Au plus bas de l’échelle civilisationnelle
Bien que l’anthropologie biblique soit restée importante, les conceptions scientifiques de la race et de la culture ont progressivement façonné l’imaginaire des publics occidentaux au cours du XIXe siècle, en dépit de la résistance du clergé. On pourrait dire que le regard objectivant de la science a abouti à un changement dans la compréhension que les gens ont des identités humaines collectives - les leurs et celles des autres.
Cette vision scientifique du monde était cependant loin d’être neutre ou apolitique. Au contraire, depuis la Renaissance, les savants européens avaient analysé l’histoire de l’humanité en termes de stades de civilisation conditionnés par leurs progrès en matière de technologie, de culture et de connaissance. Aux yeux des colonisateurs, les populations autochtones africaines se situaient au plus bas de l’échelle civilisationnelle. Pour eux, cela signifiait qu’il était de leur devoir et de leur responsabilité de « civiliser » les vastes régions du globe qui n’avaient pas encore accédé à un mode de vie moderne : la fameuse « mission civilisatrice ».
Dans la dernière partie du XIXe siècle, les explorateurs et les conquérants européens ont pénétré en Afrique centrale. Ce fut l’un des derniers endroits de la planète à être « exploré » scientifiquement, et aussi évangélisé. Ils ont alors appréhendé les populations indigènes qu’ils ont rencontrées en les considérant comme des spécimens de tribus arriérées et sauvages ayant besoin d’être civilisées.
Au Congo, les autorités coloniales ont organisé ces « tribus » en chefferies. Celles-ci étaient conçues comme des territoires ethniquement distincts et mutuellement exclusifs, dirigés par un chef coutumier unique, gouvernant selon le droit coutumier - une invention qui entrait en contradiction avec les unités politiques et les identités africaines pré-existantes. Les autorités coloniales les ont utilisées pour gouverner indirectement les populations autochtones en tant que « tribus » ou « races », dans leur environnement naturel, et par le biais de leurs propres coutumes et institutions politiques. Mais en réalité, bon nombre des chefs qu’elles nommaient n’étaient pas considérés comme des autorités légitimes au niveau local.

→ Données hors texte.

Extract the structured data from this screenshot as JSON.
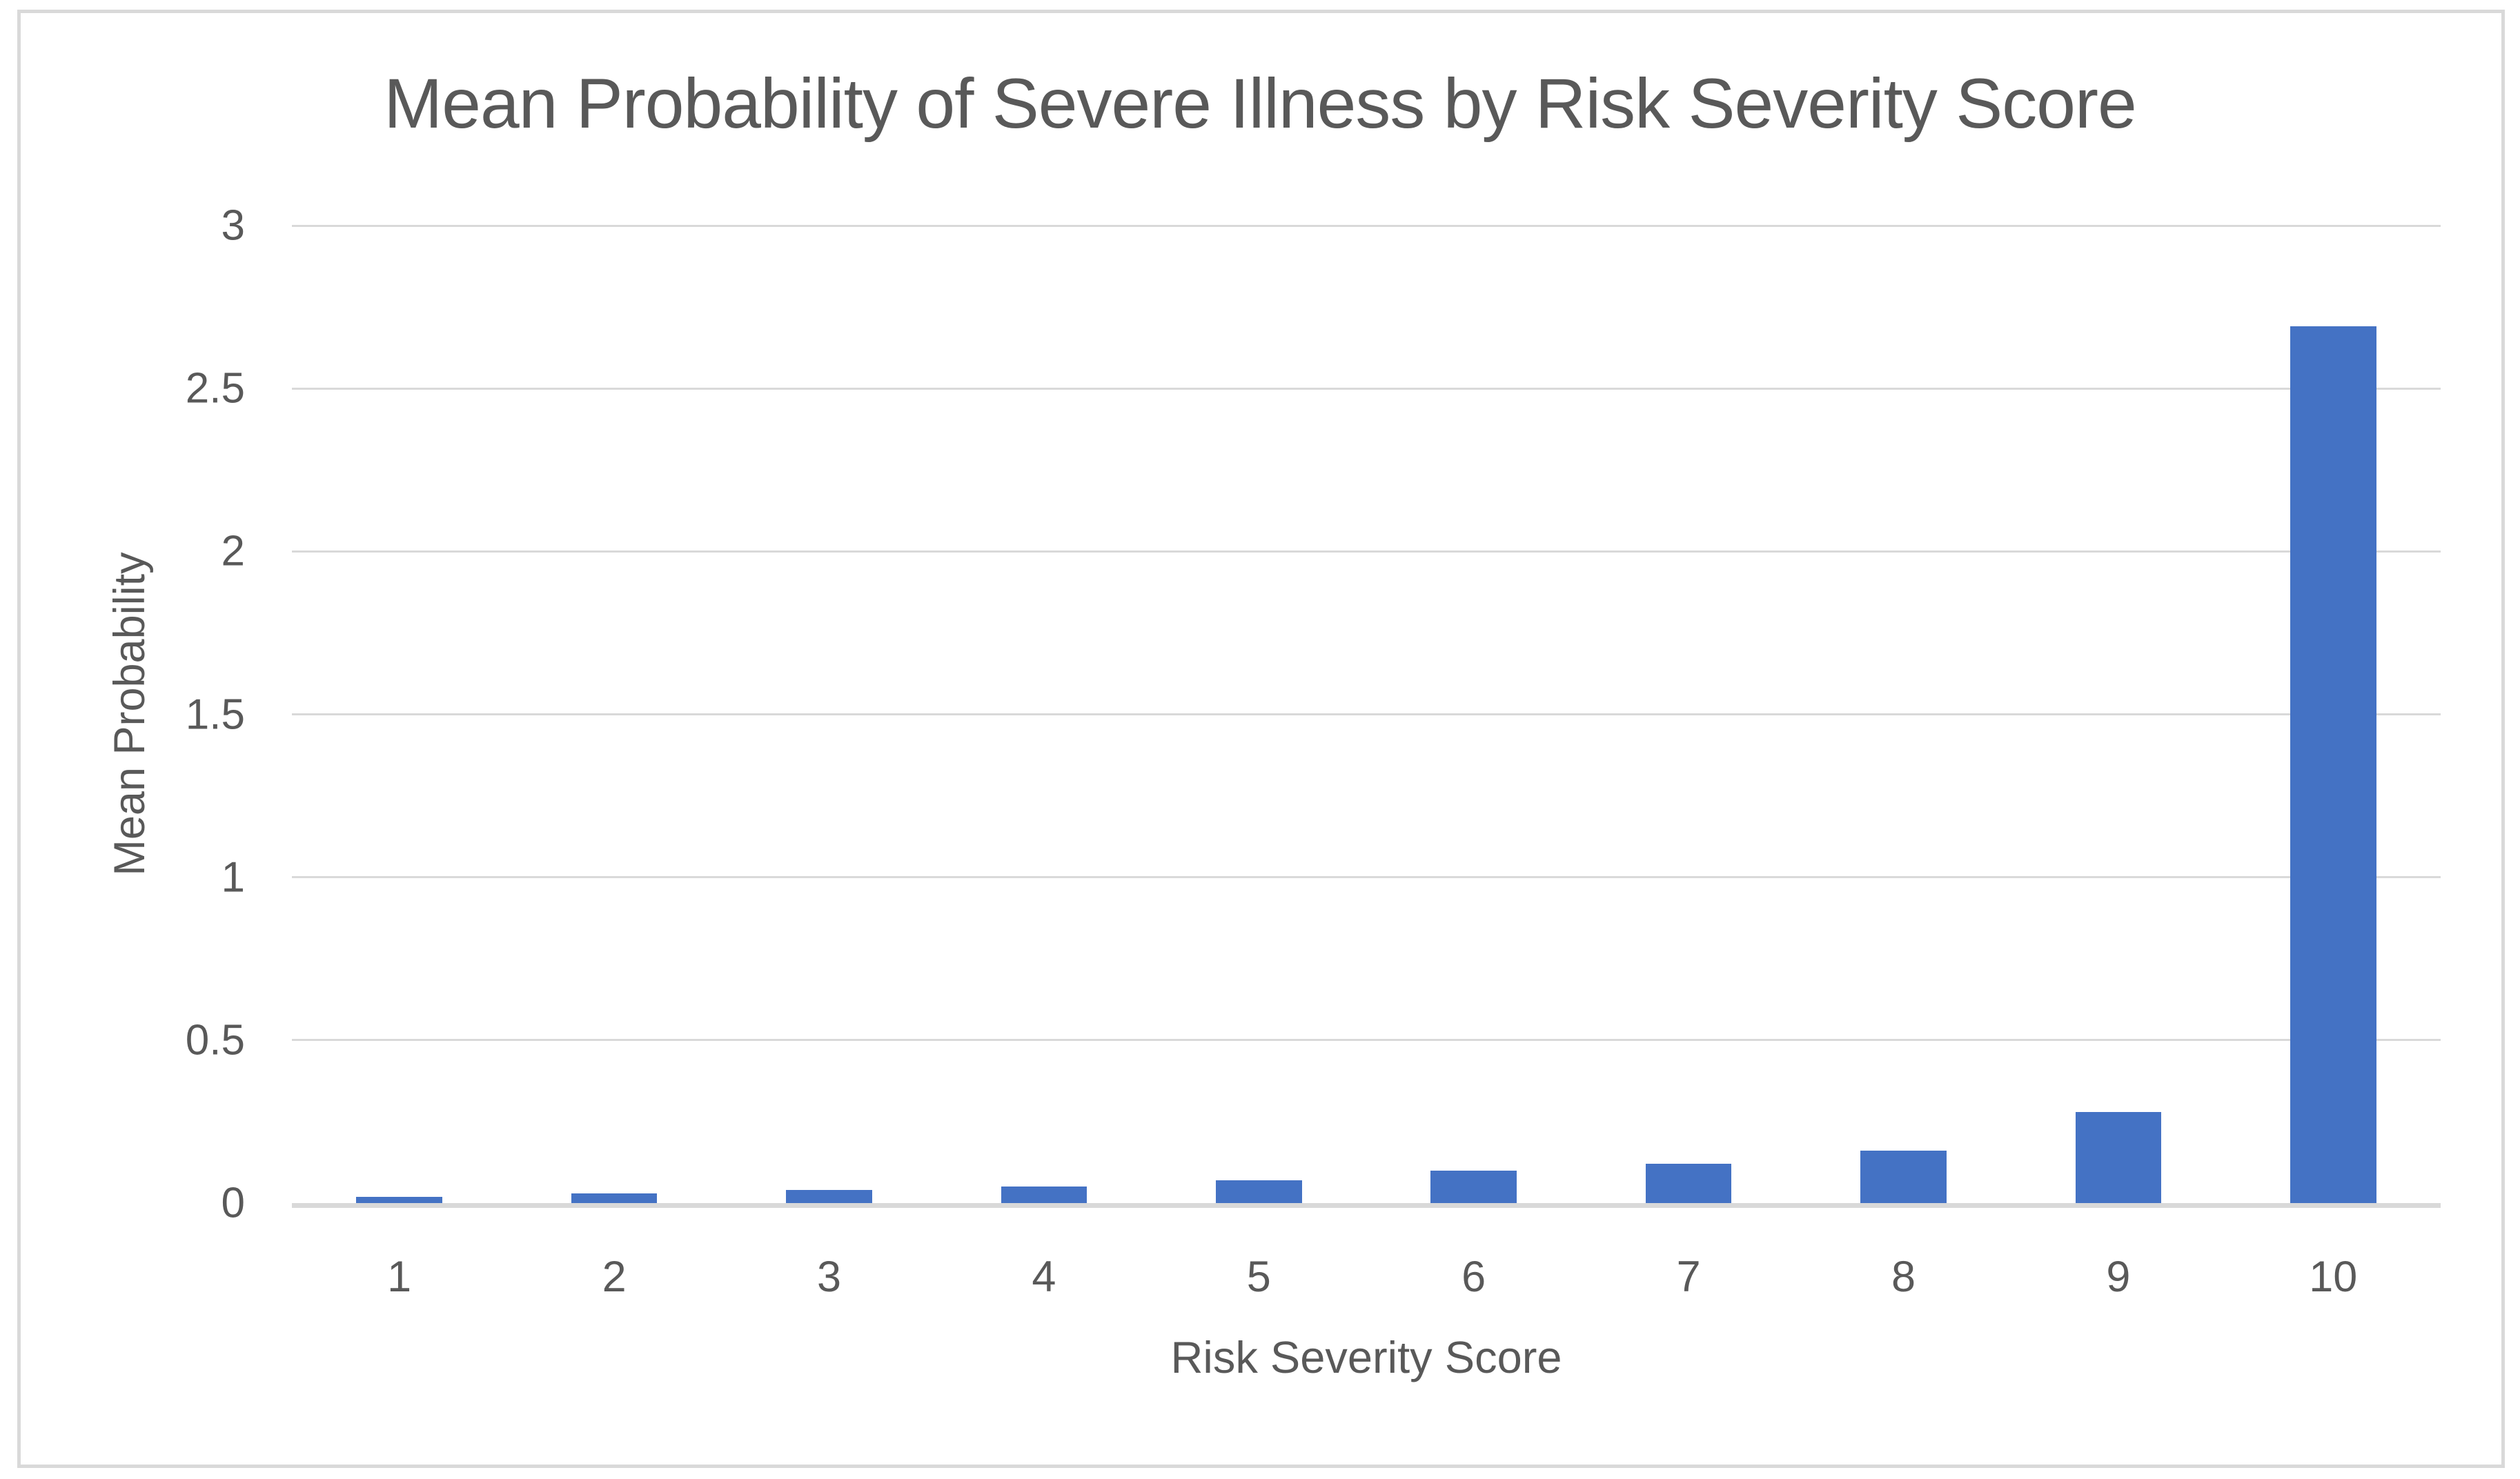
{
  "chart": {
    "title": "Mean Probability of Severe Illness by Risk Severity Score",
    "x_axis_title": "Risk Severity Score",
    "y_axis_title": "Mean Probability"
  },
  "chart_data": {
    "type": "bar",
    "title": "Mean Probability of Severe Illness by Risk Severity Score",
    "xlabel": "Risk Severity Score",
    "ylabel": "Mean Probability",
    "categories": [
      "1",
      "2",
      "3",
      "4",
      "5",
      "6",
      "7",
      "8",
      "9",
      "10"
    ],
    "values": [
      0.02,
      0.03,
      0.04,
      0.05,
      0.07,
      0.1,
      0.12,
      0.16,
      0.28,
      2.69
    ],
    "ylim": [
      0,
      3
    ],
    "yticks": [
      0,
      0.5,
      1,
      1.5,
      2,
      2.5,
      3
    ],
    "ytick_labels": [
      "0",
      "0.5",
      "1",
      "1.5",
      "2",
      "2.5",
      "3"
    ],
    "grid": true,
    "legend": false,
    "bar_gap_fraction": 0.6,
    "colors": {
      "bar": "#4472C4",
      "gridline": "#D9D9D9",
      "axis_line": "#D9D9D9",
      "text": "#595959",
      "frame_border": "#D9D9D9",
      "background": "#FFFFFF"
    }
  }
}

Des entités autochtones pas aussi malléables que prévu
Des centaines de chefferies ont été créées en RDC dans le cadre de la « politique indigène » coloniale. L’objectif était d’assurer le maintien de l’ordre tout en transformant les populations autochtones en sujets productifs et imposables. Les chefs coutumiers, dotés de pouvoirs étendus, sont devenus des intermédiaires particulièrement influents. Ils étaient présentés comme l’incarnation des institutions politiques indigènes traditionnelles de toutes les « tribus ».
Dans le monde entier, les régimes coloniaux ont créé des « territoires ethniques ». Ce faisant, ils ont cherché à concilier intérêts économiques et financiers - la quête de profits et l’impératif d’autofinancement - et enjeux politiques - le maintien de l’ordre, la gestion de la dépossession, la protection des frontières et la conservation des hiérarchies raciales.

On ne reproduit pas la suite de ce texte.